Launching job on lane default target jason-bourne …
Running job on master node hostname jason-bourne
[CPU: 196.6 MB]
Job J46 Started
[CPU: 196.6 MB]
Master running v4.1.1, worker running v4.1.1
[CPU: 196.6 MB]
Working in directory: /mnt/KRABBY-11/20221212_***/CS-20221212-***s/J46
[CPU: 196.6 MB]
Running on lane default
[CPU: 196.6 MB]
Resources allocated:
[CPU: 196.6 MB]
Worker: jason-bourne
[CPU: 196.6 MB]
CPU : [0, 1, 2, 3, 4, 5, 6, 7, 8, 9, 10, 11]
[CPU: 196.6 MB]
GPU : [0, 1]
[CPU: 196.6 MB]
RAM : [0, 1, 2, 3]
[CPU: 196.6 MB]
SSD : False
[CPU: 196.6 MB]
[CPU: 196.6 MB]
Importing job module for job type patch_motion_correction_multi…
[CPU: 235.0 MB]
Job ready to run
[CPU: 235.0 MB]
[CPU: 237.4 MB]
Job will process this many movies: 3846
[CPU: 237.4 MB]
parent process is 15503
[CPU: 179.4 MB]
Calling CUDA init from 15550
[CPU: 179.4 MB]
Calling CUDA init from 15551
The error
[CPU: 368.5 MB]
[CPU: 368.5 MB]
Processed 50 of 3846 movies in 339.78s
[CPU: 368.9 MB]
Child process with PID 15550 terminated unexpectedly with exit code -11.
[CPU: 364.4 MB]
[CPU: 364.4 MB]
Compiling job outputs…
[CPU: 364.4 MB]
Passing through outputs for output group micrographs from input group movies
[CPU: 364.4 MB]
This job outputted results [‘micrograph_blob_non_dw’, ‘micrograph_thumbnail_blob_1x’, ‘micrograph_thumbnail_blob_2x’, ‘micrograph_blob’, ‘background_blob’, ‘rigid_motion’, ‘spline_motion’]
[CPU: 364.4 MB]
Loaded output dset with 51 items
[CPU: 364.4 MB]
Passthrough results [‘movie_blob’, ‘gain_ref_blob’, ‘mscope_params’]
[CPU: 364.4 MB]
Loaded passthrough dset with 3846 items
[CPU: 364.4 MB]
Intersection of output and passthrough has 51 items
[CPU: 364.4 MB]
Passing through outputs for output group micrographs_incomplete from input group movies
[CPU: 364.4 MB]
This job outputted results [‘micrograph_blob’]
[CPU: 364.4 MB]
Loaded output dset with 3795 items
[CPU: 364.4 MB]
Passthrough results [‘movie_blob’, ‘gain_ref_blob’, ‘mscope_params’]
[CPU: 364.4 MB]
Loaded passthrough dset with 3846 items
[CPU: 364.4 MB]
Intersection of output and passthrough has 3795 items
[CPU: 364.4 MB]
Checking outputs for output group micrographs
[CPU: 364.4 MB]
Checking outputs for output group micrographs_incomplete
[CPU: 364.5 MB]
Updating job size…
[CPU: 364.5 MB]
Exporting job and creating csg files…
[CPU: 364.5 MB]
[CPU: 364.5 MB]
Job complete. Total time 370.13s
Log file output :
the command “uname -a && free -g && lscpu && nvidia-smi” yields the following:
System specs are as follows: CPU: AMD Ryzen 5950X, GPUs 2x 3090Ti (limited to 320 Watts each), MOBO, X570 Taichi, RAM 128 GB DDR4, PSU 1200W.

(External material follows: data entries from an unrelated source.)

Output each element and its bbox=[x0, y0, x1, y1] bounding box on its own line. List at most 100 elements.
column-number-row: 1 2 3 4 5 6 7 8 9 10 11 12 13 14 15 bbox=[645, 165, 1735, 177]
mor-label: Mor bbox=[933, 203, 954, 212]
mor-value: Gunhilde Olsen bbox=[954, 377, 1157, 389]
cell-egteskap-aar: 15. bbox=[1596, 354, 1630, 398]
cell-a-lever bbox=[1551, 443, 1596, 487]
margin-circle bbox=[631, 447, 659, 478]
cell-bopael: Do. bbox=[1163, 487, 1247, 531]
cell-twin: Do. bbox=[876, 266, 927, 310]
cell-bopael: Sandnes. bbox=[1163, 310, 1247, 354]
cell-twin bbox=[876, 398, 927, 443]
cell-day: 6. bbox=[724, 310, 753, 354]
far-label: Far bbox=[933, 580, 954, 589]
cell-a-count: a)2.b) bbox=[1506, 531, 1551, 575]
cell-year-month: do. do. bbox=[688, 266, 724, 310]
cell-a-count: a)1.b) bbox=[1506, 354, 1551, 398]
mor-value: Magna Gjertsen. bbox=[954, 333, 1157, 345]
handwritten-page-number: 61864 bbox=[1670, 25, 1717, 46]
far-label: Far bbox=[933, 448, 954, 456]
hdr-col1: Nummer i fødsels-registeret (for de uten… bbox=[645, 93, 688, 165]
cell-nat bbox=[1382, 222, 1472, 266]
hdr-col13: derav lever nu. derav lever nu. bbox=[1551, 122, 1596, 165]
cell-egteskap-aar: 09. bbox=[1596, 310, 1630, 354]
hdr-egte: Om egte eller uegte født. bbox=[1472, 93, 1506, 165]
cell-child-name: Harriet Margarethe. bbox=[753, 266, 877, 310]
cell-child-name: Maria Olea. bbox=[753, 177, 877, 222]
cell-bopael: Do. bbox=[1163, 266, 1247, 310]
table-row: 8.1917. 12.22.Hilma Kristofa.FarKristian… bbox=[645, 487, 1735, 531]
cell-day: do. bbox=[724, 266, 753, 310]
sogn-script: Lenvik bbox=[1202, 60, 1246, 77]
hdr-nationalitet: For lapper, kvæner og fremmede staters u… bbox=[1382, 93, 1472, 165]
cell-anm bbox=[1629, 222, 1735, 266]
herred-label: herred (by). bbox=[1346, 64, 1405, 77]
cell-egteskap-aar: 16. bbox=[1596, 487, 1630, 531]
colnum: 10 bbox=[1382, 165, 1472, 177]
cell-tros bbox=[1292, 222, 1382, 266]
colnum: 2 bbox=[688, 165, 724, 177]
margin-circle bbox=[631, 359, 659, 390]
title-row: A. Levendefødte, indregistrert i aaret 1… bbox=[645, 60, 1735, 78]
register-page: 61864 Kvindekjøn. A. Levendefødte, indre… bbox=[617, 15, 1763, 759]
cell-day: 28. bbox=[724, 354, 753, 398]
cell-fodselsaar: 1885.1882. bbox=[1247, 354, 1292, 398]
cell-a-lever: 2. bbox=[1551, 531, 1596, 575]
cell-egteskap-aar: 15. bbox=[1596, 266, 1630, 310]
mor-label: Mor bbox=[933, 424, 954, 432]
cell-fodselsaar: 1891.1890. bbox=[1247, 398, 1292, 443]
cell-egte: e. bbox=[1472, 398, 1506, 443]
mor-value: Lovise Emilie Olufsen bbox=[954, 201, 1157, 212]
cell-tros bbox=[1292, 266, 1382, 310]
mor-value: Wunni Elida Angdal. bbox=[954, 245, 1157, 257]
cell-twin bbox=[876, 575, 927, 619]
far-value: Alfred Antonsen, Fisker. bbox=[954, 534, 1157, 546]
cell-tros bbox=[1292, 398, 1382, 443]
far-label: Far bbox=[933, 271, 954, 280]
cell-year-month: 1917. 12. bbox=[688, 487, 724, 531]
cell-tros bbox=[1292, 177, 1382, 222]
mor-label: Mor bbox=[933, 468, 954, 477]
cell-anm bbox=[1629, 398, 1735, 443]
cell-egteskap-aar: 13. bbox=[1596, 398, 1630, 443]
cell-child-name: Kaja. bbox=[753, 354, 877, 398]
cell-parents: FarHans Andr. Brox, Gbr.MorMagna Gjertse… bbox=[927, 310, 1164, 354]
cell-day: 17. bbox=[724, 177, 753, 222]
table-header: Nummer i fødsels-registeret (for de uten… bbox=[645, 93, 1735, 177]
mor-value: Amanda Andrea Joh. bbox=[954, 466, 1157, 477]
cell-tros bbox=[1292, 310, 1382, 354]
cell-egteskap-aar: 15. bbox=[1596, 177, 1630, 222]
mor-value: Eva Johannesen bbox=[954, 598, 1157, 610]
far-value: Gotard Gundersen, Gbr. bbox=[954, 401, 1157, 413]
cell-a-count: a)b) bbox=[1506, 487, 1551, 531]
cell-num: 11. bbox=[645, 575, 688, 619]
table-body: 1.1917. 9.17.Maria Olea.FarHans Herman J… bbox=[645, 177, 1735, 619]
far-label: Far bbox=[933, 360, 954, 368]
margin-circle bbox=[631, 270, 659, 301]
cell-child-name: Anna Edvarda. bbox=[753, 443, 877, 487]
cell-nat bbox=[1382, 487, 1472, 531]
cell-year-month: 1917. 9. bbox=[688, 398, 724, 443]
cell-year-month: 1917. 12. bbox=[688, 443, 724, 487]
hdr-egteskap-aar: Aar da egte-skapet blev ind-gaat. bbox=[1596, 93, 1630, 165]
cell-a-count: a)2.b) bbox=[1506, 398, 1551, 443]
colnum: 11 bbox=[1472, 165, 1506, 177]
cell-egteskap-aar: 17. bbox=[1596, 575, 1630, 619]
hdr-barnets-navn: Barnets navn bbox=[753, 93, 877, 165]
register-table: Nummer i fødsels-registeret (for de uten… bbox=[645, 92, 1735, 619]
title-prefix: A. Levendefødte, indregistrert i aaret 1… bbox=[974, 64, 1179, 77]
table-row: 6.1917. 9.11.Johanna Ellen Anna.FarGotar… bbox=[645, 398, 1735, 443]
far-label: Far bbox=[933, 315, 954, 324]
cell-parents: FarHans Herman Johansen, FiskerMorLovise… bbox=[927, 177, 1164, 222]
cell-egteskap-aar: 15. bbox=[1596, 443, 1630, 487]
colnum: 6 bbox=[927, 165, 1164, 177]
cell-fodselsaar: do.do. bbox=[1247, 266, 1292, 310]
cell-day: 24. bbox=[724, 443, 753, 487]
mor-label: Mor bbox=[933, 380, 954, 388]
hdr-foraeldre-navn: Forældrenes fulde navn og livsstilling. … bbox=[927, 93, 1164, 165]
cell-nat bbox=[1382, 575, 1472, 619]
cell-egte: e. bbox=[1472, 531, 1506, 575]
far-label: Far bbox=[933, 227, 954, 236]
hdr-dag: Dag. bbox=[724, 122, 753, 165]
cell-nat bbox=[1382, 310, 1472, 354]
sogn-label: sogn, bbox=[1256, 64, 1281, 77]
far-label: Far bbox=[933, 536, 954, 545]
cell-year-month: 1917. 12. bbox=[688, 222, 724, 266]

Workstation is new so no comparison with previous cryosparc versions.
Not sure what may be causing GPU’s to initialize normally but subsequently fall off. Issue occurs running both or just one GPU. No obvious issues with system or GPU stability.
Any suggestions would be much appreciated!